I have two companies in a bidding war over me. LMAO.
Thing is it's not about the money to me. It's about stability and being able to develop professionally, whichever job offers me the best balance of both gets me.
My life is just like it was when my soccer career took off. I fukked that up being hella arrogant and having no foresight. This time I'm going to make the best decision for myself. After failing I promised myself I'd be back at the top in 3 years and I would not fukk it up the second time around. I got back to the top in 2.5 years and I'm moving maturely.
Intention setting folks, commit to that shyt.
Only one person knows how hard I worked to be here. I'm blessed to be alive and have these opportunities. I was raised around killers I'm just happy to be here.
I am excited to teach my kids how to handle these situations. Nobody told me anything. I had to fail to learn. shyt almost killed me. I almost killed myself. I think it about it less, but I still think about it.
I sacrificed everything to be here and I can't help but realize I am alone. The old me would be upset, the new me doesn't care. I'm not surrounding myself with fake ass people just to have people around again.
No one to watch my back means no one to cut my throat.

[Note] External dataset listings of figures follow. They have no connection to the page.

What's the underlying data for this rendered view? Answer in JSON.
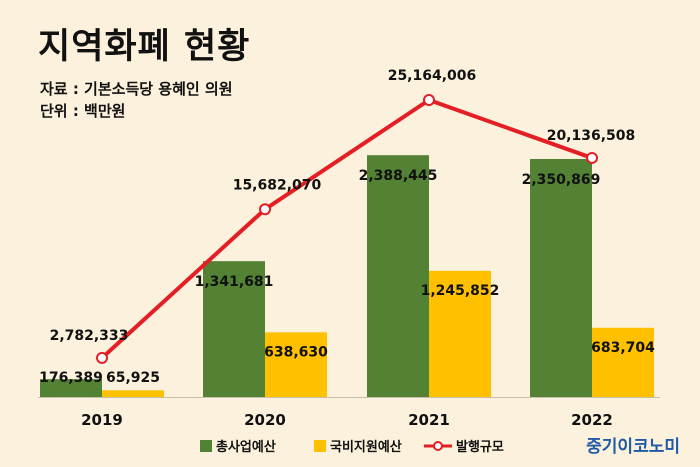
{
  "title": "지역화폐 현황",
  "source": "자료 : 기본소득당 용혜인 의원",
  "unit": "단위 : 백만원",
  "logo_text": "중기이코노미",
  "chart_data": {
    "type": "bar",
    "categories": [
      "2019",
      "2020",
      "2021",
      "2022"
    ],
    "series": [
      {
        "name": "총사업예산",
        "type": "bar",
        "color": "#548235",
        "values": [
          176389,
          1341681,
          2388445,
          2350869
        ],
        "labels": [
          "176,389",
          "1,341,681",
          "2,388,445",
          "2,350,869"
        ]
      },
      {
        "name": "국비지원예산",
        "type": "bar",
        "color": "#ffc000",
        "values": [
          65925,
          638630,
          1245852,
          683704
        ],
        "labels": [
          "65,925",
          "638,630",
          "1,245,852",
          "683,704"
        ]
      },
      {
        "name": "발행규모",
        "type": "line",
        "color": "#e31e24",
        "values": [
          2782333,
          15682070,
          25164006,
          20136508
        ],
        "labels": [
          "2,782,333",
          "15,682,070",
          "25,164,006",
          "20,136,508"
        ]
      }
    ],
    "legend_position": "bottom-center",
    "grid": false
  }
}
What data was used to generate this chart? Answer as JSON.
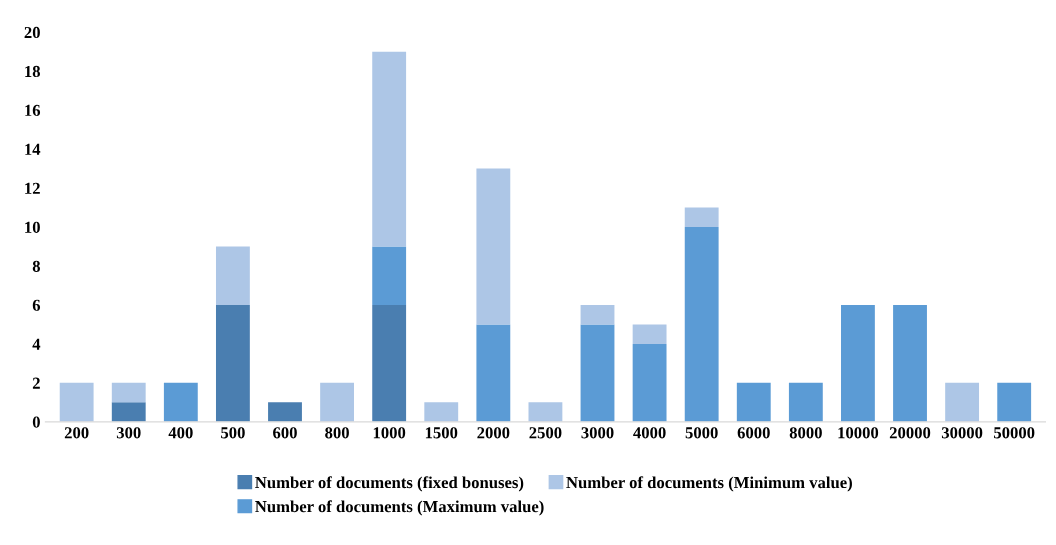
{
  "chart_data": {
    "type": "bar",
    "stacked": true,
    "categories": [
      "200",
      "300",
      "400",
      "500",
      "600",
      "800",
      "1000",
      "1500",
      "2000",
      "2500",
      "3000",
      "4000",
      "5000",
      "6000",
      "8000",
      "10000",
      "20000",
      "30000",
      "50000"
    ],
    "series": [
      {
        "name": "Number of documents (fixed bonuses)",
        "color": "#4a7eb0",
        "values": [
          0,
          1,
          0,
          6,
          1,
          0,
          6,
          0,
          0,
          0,
          0,
          0,
          0,
          0,
          0,
          0,
          0,
          0,
          0
        ]
      },
      {
        "name": "Number of documents (Maximum value)",
        "color": "#5b9bd5",
        "values": [
          0,
          0,
          2,
          0,
          0,
          0,
          3,
          0,
          5,
          0,
          5,
          4,
          10,
          2,
          2,
          6,
          6,
          0,
          2
        ]
      },
      {
        "name": "Number of documents (Minimum value)",
        "color": "#adc6e6",
        "values": [
          2,
          1,
          0,
          3,
          0,
          2,
          10,
          1,
          8,
          1,
          1,
          1,
          1,
          0,
          0,
          0,
          0,
          2,
          0
        ]
      }
    ],
    "ylim": [
      0,
      20
    ],
    "yticks": [
      0,
      2,
      4,
      6,
      8,
      10,
      12,
      14,
      16,
      18,
      20
    ],
    "grid": false,
    "legend": "bottom"
  }
}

I plan to tell my kids I'm proud of them every time I see them. I'm proud of them right now and I don't have any, lol. They will hear my praises so much they will get tired of it.
Am I the only person who gets borderline suicidal after accomplishing something? I have to win, but I hate winning because I realize I'm alone as fukk and nobody is proud of me other than me. I'm not saying I do it for the glory but it'd be nice to share my accomplishments with someone one day.
I should be happy, but I want to cry and bury myself alive. When I die I won't know anyone. That's hella sad to me.